Selon un enseignant de Ningxia, le PCC a déjà collecté les passeports des citoyens dans le passé, mais cette politique n’a jamais été appliquée aussi strictement. Les circonstances ont néanmoins beaucoup changé au cours des deux dernières années. Les unités de travail ont commencé à appliquer cette directive de façon plus stricte et à faire pression sur les employés pour qu’ils remettent leurs passeports, y compris les retraités.
« Cette fois-ci, lorsque j’ai demandé à aller rendre visite à ma fille à l’étranger, j’ai dû faire l’objet d’enquêtes à trois niveaux différents pour obtenir mon passeport », a déclaré l’enseignant. Et d’ajouter : « La direction de l’école m’a dit que la politique actuelle du gouvernement est la suivante : en principe, aucun membre du personnel n’est autorisé à quitter le pays, sauf pour assister aux cérémonies de remise des diplômes ou de mariage de leurs enfants à l’étranger ».
Le professeur s’est plaint : « Même pour une décision politique aussi importante que les saisies de passeports, ils ne nous ont donné aucune explication. L’administration devient de plus en plus stricte, et une fois remis aux autorités, un passeport devient un « luxe » dont on ne peut que rêver, mais qu’on ne peut pas avoir. »

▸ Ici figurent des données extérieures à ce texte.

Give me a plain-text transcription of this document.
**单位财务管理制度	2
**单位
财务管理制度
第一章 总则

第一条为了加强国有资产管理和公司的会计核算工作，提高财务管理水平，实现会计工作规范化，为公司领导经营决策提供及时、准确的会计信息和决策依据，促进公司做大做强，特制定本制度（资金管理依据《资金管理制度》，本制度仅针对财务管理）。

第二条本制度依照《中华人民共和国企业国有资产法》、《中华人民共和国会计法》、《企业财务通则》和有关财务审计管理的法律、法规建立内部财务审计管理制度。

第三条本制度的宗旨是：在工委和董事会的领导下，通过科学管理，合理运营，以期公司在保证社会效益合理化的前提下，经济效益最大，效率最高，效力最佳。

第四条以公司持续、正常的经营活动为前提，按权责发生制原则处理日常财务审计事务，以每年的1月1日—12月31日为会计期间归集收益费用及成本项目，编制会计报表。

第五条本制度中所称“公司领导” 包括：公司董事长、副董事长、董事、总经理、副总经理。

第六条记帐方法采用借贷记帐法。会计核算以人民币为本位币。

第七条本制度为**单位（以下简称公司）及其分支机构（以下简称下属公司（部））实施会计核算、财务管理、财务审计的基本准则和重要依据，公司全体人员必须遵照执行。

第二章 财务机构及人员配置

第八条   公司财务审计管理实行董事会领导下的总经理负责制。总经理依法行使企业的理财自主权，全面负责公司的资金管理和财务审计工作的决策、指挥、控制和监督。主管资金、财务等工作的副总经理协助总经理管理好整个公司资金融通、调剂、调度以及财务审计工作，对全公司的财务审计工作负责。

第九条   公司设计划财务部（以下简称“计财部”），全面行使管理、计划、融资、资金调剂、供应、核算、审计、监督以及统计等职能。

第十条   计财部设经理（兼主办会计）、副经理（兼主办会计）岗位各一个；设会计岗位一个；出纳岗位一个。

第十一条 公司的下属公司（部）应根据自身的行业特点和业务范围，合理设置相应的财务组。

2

Et les restrictions relatives aux voyages continuent de s’étendre, affectant les personnes de tous horizons. Le Règlement sur les enquêtes politiques sur le personnel de la Faculté quittant le pays en mission officielle à l’Université de médecine de Fujian exige que le personnel demandant à voyager fasse l’objet d’une enquête et soit « politiquement fiable, ait une histoire [politique] irréprochable, aime ardemment la patrie socialiste, soit d’idéologie progressiste, soit intègre, respecte la loi et la discipline. Il est important de se concentrer, lors de l’enquête, sur les informations personnelles de base des demandeurs eux-mêmes, sur le statut des membres de leurs familles, etc. »
Un individu qui avait demandé à voyager à l’étranger a révélé que non seulement il avait fait l’objet d’une enquête rigoureuse, mais qu’il avait également dû signer une déclaration avant de quitter le pays dans laquelle il promettait de ne pas avoir de contacts avec des organisations étrangères, de ne pas exprimer des opinions défavorables à l’État ou de ne pas divulguer des secrets d’État.